Insights into in vitro biokinetics using Virtual Cell Based Assay simulations.

The Virtual Cell Based Assay (VCBA) is an in silico model that simulates the biokinetics of chemicals in in vitro test systems. Simulations by the VCBA can indicate the degree to which the bioavailable concentration varies across chemicals and experimental conditions, thereby providing important contextual information when comparing the results of different in vitro toxicity experiments. The simulated results can also be used to support in vitro to in vivo extrapolation of toxicity data, especially when the VCBA is coupled to a physiologically based kinetic model.

From in vitro to in vivo: Integration of the virtual cell based assay with physiologically based kinetic modelling.

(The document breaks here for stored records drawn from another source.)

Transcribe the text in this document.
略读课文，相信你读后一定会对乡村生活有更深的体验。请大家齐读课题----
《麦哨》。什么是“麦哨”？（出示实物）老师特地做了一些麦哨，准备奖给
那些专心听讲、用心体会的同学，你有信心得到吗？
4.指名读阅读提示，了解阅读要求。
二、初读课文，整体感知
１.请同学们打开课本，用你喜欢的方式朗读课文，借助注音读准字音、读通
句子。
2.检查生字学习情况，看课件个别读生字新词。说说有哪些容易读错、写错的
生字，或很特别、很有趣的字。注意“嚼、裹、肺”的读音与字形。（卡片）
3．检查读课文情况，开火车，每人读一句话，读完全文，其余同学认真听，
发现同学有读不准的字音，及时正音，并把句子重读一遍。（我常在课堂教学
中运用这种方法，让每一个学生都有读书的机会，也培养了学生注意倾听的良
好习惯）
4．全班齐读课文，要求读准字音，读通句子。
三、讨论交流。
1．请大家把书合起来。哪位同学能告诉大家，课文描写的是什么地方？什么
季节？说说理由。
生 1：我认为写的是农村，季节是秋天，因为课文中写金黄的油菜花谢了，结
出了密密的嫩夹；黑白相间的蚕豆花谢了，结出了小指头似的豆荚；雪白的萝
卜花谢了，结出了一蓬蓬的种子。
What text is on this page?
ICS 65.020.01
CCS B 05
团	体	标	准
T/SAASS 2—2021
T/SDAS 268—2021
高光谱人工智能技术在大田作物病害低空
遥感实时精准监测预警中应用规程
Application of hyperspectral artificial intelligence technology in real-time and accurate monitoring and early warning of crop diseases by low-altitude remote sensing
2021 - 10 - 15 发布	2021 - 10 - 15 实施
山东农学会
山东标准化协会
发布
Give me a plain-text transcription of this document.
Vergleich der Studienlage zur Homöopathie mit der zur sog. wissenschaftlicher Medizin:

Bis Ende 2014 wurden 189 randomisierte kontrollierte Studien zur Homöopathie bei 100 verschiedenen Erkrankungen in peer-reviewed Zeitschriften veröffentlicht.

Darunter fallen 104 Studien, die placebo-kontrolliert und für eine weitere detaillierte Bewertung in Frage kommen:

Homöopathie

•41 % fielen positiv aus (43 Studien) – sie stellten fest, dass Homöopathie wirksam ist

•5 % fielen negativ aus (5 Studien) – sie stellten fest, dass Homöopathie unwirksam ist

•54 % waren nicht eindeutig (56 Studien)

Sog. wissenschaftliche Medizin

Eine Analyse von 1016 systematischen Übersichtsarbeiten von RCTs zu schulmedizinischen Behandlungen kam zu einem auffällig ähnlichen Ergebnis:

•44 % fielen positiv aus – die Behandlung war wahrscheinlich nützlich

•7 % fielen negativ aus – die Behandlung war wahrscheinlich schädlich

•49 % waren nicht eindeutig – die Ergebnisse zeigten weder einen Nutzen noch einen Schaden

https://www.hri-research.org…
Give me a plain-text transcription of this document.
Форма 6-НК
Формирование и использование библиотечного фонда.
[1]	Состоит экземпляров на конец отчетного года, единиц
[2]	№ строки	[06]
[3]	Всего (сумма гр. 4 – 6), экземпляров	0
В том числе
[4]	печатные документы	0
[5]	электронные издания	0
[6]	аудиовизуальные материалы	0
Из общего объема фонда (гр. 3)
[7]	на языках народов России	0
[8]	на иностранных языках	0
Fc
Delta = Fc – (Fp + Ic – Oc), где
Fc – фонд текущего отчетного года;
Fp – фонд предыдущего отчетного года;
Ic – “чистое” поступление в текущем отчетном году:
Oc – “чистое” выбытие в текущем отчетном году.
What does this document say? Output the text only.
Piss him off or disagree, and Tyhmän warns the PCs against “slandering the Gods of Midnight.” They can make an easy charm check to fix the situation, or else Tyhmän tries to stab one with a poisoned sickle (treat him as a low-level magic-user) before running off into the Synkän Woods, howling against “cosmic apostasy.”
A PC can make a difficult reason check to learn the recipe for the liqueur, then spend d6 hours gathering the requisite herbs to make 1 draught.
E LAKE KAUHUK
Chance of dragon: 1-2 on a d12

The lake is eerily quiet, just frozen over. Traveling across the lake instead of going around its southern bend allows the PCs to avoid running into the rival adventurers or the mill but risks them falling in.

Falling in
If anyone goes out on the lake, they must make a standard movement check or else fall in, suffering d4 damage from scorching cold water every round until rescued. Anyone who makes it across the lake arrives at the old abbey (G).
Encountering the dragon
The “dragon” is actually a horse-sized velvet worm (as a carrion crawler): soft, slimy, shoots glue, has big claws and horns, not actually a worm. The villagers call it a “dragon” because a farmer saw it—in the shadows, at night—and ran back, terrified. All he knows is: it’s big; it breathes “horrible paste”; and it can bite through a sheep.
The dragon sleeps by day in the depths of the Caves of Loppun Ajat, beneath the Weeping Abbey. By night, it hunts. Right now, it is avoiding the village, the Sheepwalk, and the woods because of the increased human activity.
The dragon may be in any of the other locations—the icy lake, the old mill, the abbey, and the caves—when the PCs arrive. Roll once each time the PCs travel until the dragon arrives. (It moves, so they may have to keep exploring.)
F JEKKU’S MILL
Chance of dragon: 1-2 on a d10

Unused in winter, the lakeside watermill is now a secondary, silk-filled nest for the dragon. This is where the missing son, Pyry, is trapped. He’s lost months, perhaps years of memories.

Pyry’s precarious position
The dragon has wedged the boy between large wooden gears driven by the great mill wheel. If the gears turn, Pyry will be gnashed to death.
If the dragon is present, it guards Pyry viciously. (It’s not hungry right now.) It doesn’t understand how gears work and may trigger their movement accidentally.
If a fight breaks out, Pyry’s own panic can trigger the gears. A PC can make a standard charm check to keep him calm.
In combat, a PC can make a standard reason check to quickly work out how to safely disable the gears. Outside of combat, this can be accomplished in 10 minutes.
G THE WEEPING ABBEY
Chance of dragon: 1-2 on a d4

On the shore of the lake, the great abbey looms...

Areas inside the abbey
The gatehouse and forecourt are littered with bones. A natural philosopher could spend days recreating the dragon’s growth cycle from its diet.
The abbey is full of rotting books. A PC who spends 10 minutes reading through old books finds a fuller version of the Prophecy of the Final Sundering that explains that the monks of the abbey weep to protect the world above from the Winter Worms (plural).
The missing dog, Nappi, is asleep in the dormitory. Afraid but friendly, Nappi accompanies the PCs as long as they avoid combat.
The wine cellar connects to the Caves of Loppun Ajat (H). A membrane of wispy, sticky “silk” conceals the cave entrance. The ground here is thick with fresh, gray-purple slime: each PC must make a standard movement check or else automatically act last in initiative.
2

Physiologically based kinetic (PBK) models and the virtual cell based assay can be linked to form so called physiologically based dynamic (PBD) models. This study illustrates the development and application of a PBK model for prediction of estragole-induced DNA adduct formation and hepatotoxicity in humans. To address the hepatotoxicity, HepaRG cells were used as a surrogate for liver cells, with cell viability being used as the in vitro toxicological endpoint.

Multiscale modelling approaches for assessing cosmetic ingredients safety.

The European Union's ban on animal testing for cosmetic ingredients and products has generated a strong momentum for the development of in silico and in vitro alternative methods. One of the focus of the COSMOS project was ab initio prediction of kinetics and toxic effects through multiscale pharmacokinetic modeling and in vitro data integration. In our experience, mathematical or computer modeling and in vitro experiments are complementary.